The Book of Forgiving

 

              Sometimes it feels like forgiveness is uplifted as the highest of values, and also the least well explained. A pastor (I know I’ve done this) will breathlessly describe forgiveness as the core of the gospel, or the most important outworking of the Spirit in our lives, or some other nice thing about forgiveness. And we leave it there for everyone to work out on their own. As you can imagine this can lead to guilt for those who don’t forgive, charges of hypocrisy at Christians who don’t forgive well, and folk are taken advantage of, because they forgive in ways that don’t reckon with the reality of being sinned against.

              Luckily Desmond Tutu and his daughter Mpho Tutu wrote The Book of Forgiving: The Fourfold Path for Healing Ourselves and Our World which lays out practical steps for forgiveness:

1. Tell the story—Just the facts, here’s what happened from my perspective.

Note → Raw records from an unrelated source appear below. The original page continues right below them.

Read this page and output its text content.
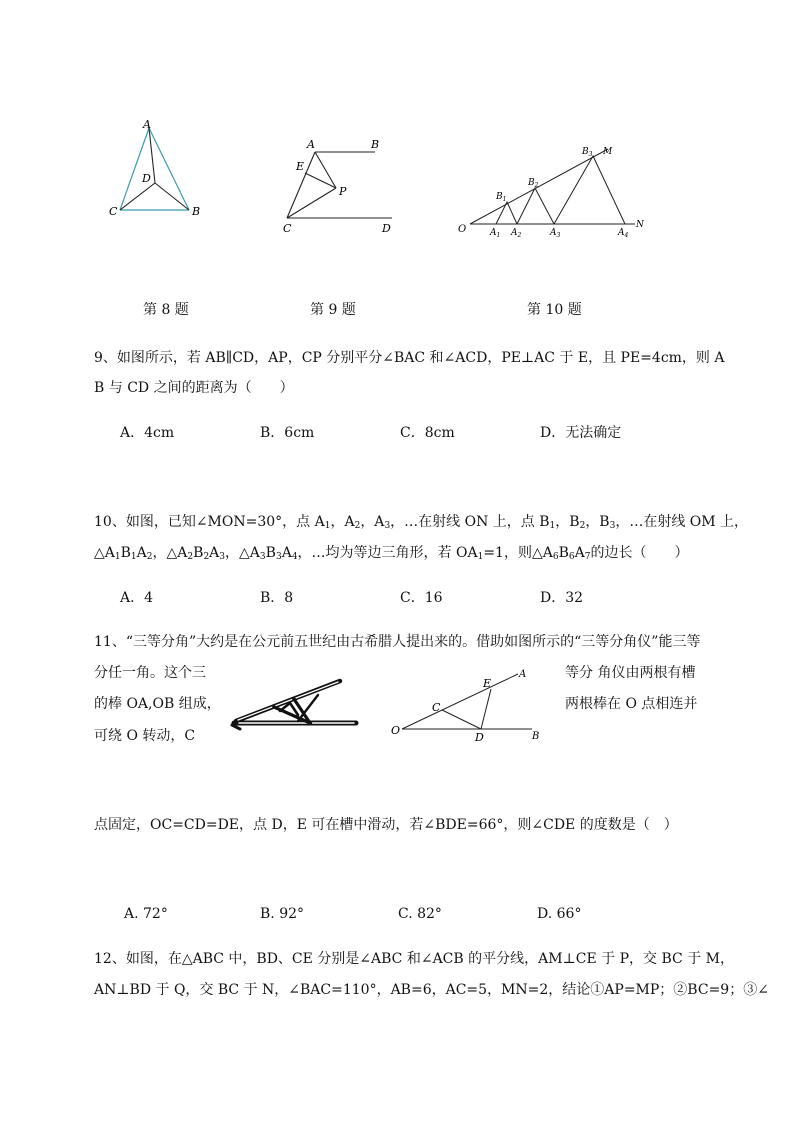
A
D
C	B
A	B
E
P
C	D	O	N
M
$A_1$ $A_2$	$A_3$	$A_4$
$B_1$
$B_2$
$B_3$
第 8 题	第 9 题	第 10 题
9、如图所示，若 AB∥CD，AP，CP 分别平分∠BAC 和∠ACD，PE⊥AC 于 E，且 PE=4cm，则 A
B 与 CD 之间的距离为（　　）
A．4cm	B．6cm	C．8cm	D．无法确定
10、如图，已知∠MON=30°，点 $A_1$，$A_2$，$A_3$，…在射线 ON 上，点 $B_1$，$B_2$，$B_3$，…在射线 OM 上，
$\triangle A_1B_1A_2$，$\triangle A_2B_2A_3$，$\triangle A_3B_3A_4$，…均为等边三角形，若 $OA_1=1$，则$\triangle A_6B_6A_7$的边长（　　）
A．4	B．8	C．16	D．32
11、“三等分角”大约是在公元前五世纪由古希腊人提出来的。借助如图所示的“三等分角仪”能三等
分任一角。这个三	等分 角仪由两根有槽
的棒 OA,OB 组成，	两根棒在 O 点相连并
可绕 O 转动，C	O	B
A
C
D
E
点固定，OC=CD=DE，点 D，E 可在槽中滑动，若∠BDE=66°，则∠CDE 的度数是（　）
A. 72°	B. 92°	C. 82°	D. 66°
12、如图，在△ABC 中，BD、CE 分别是∠ABC 和∠ACB 的平分线，AM⊥CE 于 P，交 BC 于 M，
AN⊥BD 于 Q，交 BC 于 N，∠BAC=110°，AB=6，AC=5，MN=2，结论①AP=MP；②BC=9；③∠
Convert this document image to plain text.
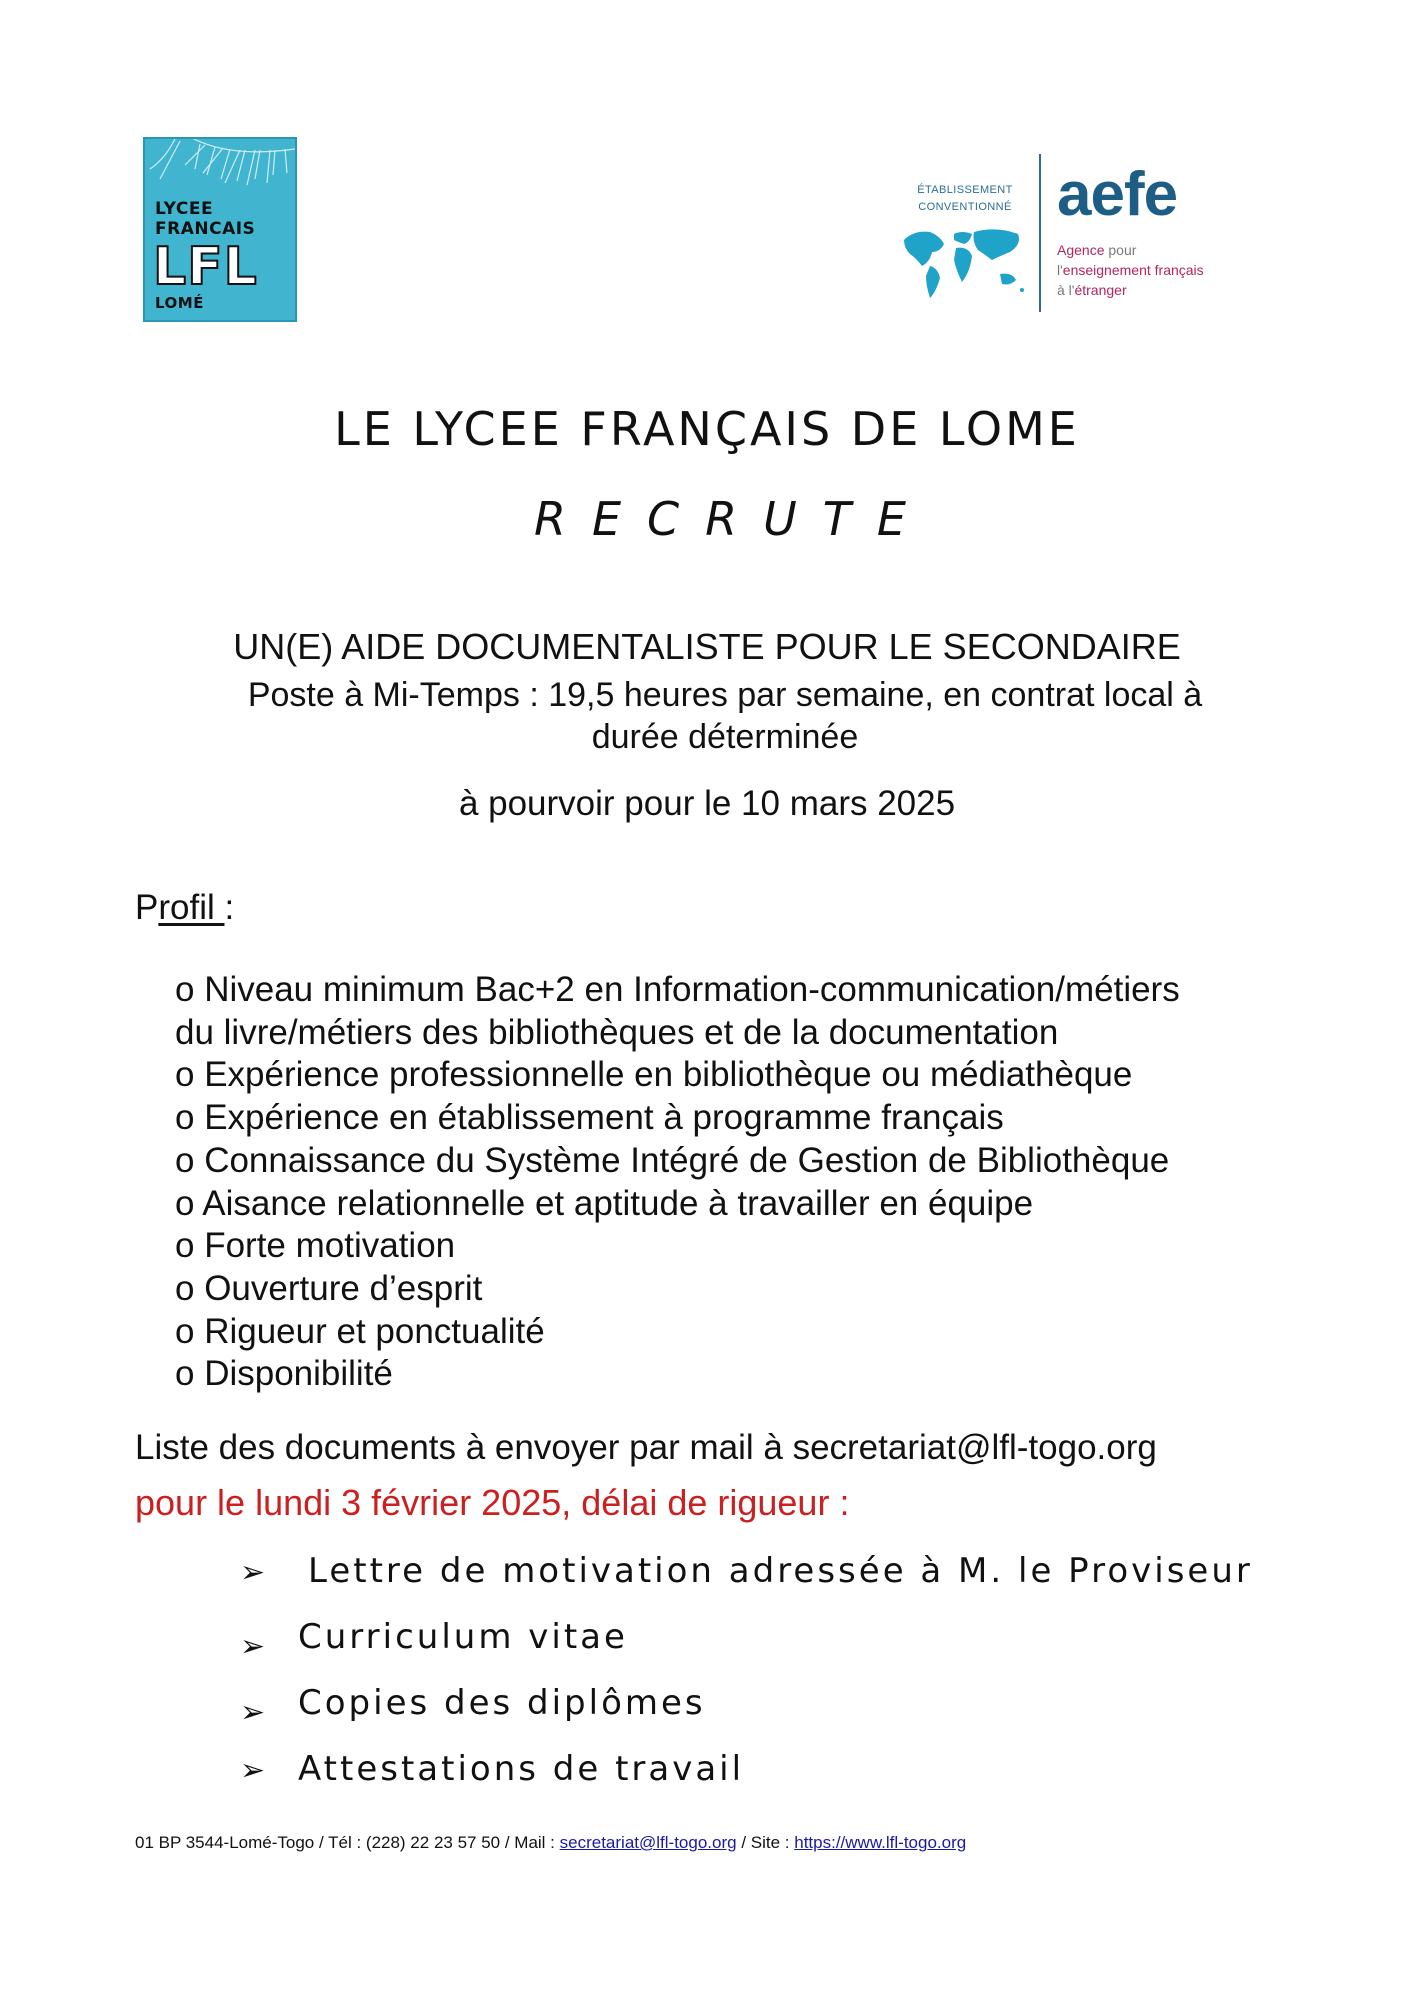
LYCEE
FRANCAIS
LFL
LOMÉ
ÉTABLISSEMENT
CONVENTIONNÉ aefe
Agence pour
l'enseignement français
à l'étranger
LE LYCEE FRANÇAIS DE LOME
RECRUTE
UN(E) AIDE DOCUMENTALISTE POUR LE SECONDAIRE
Poste à Mi-Temps : 19,5 heures par semaine, en contrat local à durée déterminée
à pourvoir pour le 10 mars 2025
Profil :
o Niveau minimum Bac+2 en Information-communication/métiers
du livre/métiers des bibliothèques et de la documentation
o Expérience professionnelle en bibliothèque ou médiathèque
o Expérience en établissement à programme français
o Connaissance du Système Intégré de Gestion de Bibliothèque
o Aisance relationnelle et aptitude à travailler en équipe
o Forte motivation
o Ouverture d’esprit
o Rigueur et ponctualité
o Disponibilité
Liste des documents à envoyer par mail à secretariat@lfl-togo.org
pour le lundi 3 février 2025, délai de rigueur :
➢ Lettre de motivation adressée à M. le Proviseur
➢ Curriculum vitae
➢ Copies des diplômes
➢ Attestations de travail
01 BP 3544-Lomé-Togo / Tél : (228) 22 23 57 50 / Mail : secretariat@lfl-togo.org / Site : https://www.lfl-togo.org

2. Name the hurt—this is what happened to me on account of what happened, this is what it felt like, these are the ongoing effects.

3. Grant forgiveness—This is the step most people jump to when they try to forgive. What the Tutus name clearly is that this step can take time, the hurt could have been named a decade previous, but only with time did it feel okay to take the “I forgive you” step.

4. Renew or release the relationship—Just because you forgive someone doesn’t mean you want to continue your relationship with them, similarly the process of forgiveness often changes the relationship, the relationship should be something different on the other side of forgiveness.

              In addition to these four steps for the person offering forgiveness, the book offers a corollary, four steps to repentance:

1.   Admit the wrong—note that this is the first, not the last and only, step.

2.   Witness the anguish and apologize—you may think you know the harm you’ve caused, but you need to really know what you are confessing before you can rightly move on.

3.   Ask for forgiveness—you give the power back to your victim, you are committing yourself to the possibility of change, asking to begin again, offering to make amends.

4.   Renew or release the relationship—The victim may choose to renew their relationship with you, or they may not, yet you may both move forward into the future.

         As with the Fourfold Path of Forgiveness there are no time limits to these steps, they ebb and flow as the relationship and circumstances of both parties dictate the pace, the victim may put an end to things at any point.